Девочка на шаре (сборник)
Шрифт:
– Выпьем за муравейник на свежем воздухе.
– За это выпью и я.
Пётр нарочно не задёргивал свои шторы, но другие, по ту сторону проезда, были темны и глухи.
– Как ты поступишь со своим трудом? – спросил первого гостя Пётр.
– Уже поступил, – недобро засмеялся тот. – Закончил ночью – и сжёг утром.
– Боже мой!.. А ты? – почти умоляюще спросил он второго.
– Это будет видно недели через две, когда поставлю точку. Но боюсь, что я окажусь слабее (или разумнее?) – оставлю его в надёжном месте до лучших времён.

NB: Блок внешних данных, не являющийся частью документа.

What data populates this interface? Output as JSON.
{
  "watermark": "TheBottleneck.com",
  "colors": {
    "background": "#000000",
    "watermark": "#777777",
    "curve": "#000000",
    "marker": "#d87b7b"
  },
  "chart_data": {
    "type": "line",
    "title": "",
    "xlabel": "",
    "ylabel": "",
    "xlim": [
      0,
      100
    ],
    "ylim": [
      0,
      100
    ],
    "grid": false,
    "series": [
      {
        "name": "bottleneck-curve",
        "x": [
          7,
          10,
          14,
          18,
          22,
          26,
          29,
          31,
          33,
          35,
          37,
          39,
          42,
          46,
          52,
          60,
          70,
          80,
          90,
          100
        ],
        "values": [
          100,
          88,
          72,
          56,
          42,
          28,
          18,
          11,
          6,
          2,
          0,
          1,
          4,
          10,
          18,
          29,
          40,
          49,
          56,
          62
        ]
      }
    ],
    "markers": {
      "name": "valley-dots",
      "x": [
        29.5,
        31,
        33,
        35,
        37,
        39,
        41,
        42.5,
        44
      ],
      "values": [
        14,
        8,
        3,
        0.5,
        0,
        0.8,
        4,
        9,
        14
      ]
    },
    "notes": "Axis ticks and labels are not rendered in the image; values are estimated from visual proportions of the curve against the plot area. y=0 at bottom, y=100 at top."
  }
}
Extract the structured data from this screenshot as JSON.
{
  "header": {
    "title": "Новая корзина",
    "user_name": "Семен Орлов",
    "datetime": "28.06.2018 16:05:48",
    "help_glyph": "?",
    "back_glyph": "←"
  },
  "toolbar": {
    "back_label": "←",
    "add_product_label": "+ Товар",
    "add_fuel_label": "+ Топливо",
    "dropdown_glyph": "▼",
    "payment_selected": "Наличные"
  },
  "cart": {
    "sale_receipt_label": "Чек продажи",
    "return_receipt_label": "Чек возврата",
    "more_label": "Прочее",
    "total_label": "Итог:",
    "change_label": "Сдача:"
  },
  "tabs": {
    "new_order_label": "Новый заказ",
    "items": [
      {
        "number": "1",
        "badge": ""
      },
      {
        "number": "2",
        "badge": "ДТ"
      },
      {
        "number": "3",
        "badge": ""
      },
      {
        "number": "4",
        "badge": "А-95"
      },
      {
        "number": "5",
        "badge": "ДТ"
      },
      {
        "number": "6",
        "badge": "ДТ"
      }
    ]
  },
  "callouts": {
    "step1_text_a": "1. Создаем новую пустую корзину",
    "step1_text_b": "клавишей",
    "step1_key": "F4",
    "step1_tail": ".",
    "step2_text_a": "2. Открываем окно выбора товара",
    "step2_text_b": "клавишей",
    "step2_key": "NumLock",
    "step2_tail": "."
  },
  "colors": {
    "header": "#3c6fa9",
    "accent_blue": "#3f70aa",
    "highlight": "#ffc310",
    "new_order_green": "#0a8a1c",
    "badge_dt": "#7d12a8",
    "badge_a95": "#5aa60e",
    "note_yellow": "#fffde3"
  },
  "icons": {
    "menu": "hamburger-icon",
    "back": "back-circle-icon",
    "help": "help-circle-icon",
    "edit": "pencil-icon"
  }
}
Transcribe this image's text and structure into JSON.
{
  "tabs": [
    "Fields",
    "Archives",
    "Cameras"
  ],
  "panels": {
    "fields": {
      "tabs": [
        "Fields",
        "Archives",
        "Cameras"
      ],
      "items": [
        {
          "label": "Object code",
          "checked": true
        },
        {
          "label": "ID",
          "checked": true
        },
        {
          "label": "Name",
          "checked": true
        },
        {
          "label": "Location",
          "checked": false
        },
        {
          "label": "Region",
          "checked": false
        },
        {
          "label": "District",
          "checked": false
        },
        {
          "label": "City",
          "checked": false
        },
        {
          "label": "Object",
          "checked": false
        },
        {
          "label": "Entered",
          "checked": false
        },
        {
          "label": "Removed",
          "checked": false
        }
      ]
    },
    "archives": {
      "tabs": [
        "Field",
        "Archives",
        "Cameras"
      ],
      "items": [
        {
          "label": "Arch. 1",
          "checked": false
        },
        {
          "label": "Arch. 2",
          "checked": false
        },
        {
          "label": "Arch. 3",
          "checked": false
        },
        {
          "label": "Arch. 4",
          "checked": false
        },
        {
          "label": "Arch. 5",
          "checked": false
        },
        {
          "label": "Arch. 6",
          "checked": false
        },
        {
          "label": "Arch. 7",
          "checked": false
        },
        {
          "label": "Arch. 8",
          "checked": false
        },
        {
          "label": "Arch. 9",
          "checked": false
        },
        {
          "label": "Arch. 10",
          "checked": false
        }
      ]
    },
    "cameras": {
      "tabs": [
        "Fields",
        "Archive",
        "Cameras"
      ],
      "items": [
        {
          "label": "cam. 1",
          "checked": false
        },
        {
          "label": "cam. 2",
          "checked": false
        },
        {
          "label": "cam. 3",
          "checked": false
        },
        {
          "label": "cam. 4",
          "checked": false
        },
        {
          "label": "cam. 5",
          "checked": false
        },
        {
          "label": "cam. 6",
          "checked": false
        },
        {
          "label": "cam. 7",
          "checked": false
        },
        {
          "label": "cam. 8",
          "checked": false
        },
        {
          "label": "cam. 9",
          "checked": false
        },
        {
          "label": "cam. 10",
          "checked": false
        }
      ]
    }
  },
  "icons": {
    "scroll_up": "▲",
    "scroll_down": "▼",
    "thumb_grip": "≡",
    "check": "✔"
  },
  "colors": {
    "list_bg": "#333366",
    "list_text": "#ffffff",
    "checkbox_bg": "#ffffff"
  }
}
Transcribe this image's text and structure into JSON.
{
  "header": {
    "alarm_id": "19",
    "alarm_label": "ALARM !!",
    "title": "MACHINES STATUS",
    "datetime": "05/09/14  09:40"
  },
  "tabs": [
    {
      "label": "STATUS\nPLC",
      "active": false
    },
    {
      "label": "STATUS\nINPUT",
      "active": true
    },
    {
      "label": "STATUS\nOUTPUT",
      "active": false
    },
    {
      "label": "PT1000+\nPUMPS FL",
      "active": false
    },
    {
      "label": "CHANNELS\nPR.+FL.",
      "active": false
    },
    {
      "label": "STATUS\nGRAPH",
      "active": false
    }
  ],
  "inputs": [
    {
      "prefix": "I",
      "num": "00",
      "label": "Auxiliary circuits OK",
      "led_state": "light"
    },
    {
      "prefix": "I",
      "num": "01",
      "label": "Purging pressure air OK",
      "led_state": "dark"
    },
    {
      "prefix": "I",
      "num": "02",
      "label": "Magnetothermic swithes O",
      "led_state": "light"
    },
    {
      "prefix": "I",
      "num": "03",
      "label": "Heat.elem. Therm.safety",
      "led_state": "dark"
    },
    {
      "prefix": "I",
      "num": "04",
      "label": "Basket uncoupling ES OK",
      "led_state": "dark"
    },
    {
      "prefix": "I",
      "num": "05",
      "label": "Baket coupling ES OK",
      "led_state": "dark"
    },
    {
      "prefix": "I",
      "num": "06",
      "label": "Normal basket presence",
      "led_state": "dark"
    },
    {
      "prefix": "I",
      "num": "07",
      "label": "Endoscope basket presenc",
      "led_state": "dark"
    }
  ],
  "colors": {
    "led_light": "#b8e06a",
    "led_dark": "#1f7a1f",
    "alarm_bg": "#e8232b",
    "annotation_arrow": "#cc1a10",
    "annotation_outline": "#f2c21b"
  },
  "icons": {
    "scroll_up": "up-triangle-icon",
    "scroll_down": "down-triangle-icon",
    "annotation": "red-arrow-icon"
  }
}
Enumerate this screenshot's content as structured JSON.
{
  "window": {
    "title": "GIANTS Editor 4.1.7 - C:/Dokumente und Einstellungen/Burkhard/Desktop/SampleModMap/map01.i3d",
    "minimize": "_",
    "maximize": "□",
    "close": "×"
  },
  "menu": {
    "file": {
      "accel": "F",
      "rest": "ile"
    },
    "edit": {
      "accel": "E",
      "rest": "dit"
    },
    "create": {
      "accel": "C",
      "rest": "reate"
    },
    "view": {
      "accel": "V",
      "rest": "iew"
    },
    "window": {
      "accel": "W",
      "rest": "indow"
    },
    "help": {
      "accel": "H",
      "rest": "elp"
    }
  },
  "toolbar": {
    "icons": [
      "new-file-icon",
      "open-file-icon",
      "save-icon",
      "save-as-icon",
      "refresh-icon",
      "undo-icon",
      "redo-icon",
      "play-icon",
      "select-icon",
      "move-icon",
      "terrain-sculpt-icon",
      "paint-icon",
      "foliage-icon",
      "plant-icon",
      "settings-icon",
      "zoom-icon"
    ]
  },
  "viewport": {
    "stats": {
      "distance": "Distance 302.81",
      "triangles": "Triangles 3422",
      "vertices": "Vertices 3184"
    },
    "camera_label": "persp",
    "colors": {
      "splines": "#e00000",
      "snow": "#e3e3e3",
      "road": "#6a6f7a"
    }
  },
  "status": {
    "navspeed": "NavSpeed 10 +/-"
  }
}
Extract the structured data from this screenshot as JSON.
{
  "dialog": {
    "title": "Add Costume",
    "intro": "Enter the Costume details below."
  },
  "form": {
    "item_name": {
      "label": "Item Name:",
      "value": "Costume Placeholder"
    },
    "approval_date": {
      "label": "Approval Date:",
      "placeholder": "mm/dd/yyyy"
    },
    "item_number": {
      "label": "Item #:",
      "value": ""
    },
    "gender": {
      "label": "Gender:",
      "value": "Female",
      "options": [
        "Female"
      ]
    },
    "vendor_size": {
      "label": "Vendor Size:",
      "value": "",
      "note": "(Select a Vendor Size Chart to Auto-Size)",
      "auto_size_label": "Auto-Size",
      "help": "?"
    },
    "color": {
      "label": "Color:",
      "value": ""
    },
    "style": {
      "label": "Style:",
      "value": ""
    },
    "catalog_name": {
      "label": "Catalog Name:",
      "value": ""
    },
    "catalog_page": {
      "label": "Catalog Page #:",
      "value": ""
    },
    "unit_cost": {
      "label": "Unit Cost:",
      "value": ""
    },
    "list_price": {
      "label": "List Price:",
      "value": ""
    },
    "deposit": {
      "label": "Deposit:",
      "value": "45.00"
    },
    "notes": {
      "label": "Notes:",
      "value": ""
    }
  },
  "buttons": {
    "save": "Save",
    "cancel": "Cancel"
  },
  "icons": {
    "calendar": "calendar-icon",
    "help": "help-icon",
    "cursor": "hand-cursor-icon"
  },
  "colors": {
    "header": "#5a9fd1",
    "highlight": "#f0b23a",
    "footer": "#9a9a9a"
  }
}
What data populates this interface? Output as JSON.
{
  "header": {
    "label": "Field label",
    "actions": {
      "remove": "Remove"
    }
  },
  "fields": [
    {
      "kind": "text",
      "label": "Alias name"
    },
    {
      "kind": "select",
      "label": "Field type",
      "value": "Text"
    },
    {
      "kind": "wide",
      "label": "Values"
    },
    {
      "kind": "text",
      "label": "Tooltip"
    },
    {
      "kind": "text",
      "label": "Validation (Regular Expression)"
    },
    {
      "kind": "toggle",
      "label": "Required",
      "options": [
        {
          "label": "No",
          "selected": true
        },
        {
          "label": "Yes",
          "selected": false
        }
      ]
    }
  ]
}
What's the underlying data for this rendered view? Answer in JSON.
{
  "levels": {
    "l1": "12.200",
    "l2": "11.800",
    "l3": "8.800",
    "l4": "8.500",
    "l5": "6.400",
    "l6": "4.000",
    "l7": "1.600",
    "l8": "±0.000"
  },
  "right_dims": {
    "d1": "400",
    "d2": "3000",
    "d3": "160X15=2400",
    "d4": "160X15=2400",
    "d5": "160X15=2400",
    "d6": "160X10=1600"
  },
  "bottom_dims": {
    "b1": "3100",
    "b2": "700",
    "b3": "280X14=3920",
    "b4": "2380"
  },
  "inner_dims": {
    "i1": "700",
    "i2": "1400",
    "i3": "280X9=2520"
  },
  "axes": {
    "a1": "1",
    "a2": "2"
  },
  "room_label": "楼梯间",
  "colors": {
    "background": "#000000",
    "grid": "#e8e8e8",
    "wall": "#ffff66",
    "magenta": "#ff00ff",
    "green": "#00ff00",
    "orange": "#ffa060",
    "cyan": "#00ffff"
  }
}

– Как и я, быть может, – словно оправдываясь, сказал Пётр. – Всё – таки, на это ушло два года жизни.
«Нет, не стоит им рассказывать, – решил теперь Пётр. – Я, видимо, болен: эти ожидания, эти унизительные хлопоты, это одиночество, эти мальчишники… Надо проверить неоднократно, и я знаю, как… Если только не поздно: поди, сыщи, куда укатил
– Быть может, я сумею вывезти рукописи с собой, – задумчиво проговорил он.
– Простой ты, Петя, – засмеялся первый из друзей. – Простой, как песня.
– Вывези хотя бы голову, – посоветовал второй.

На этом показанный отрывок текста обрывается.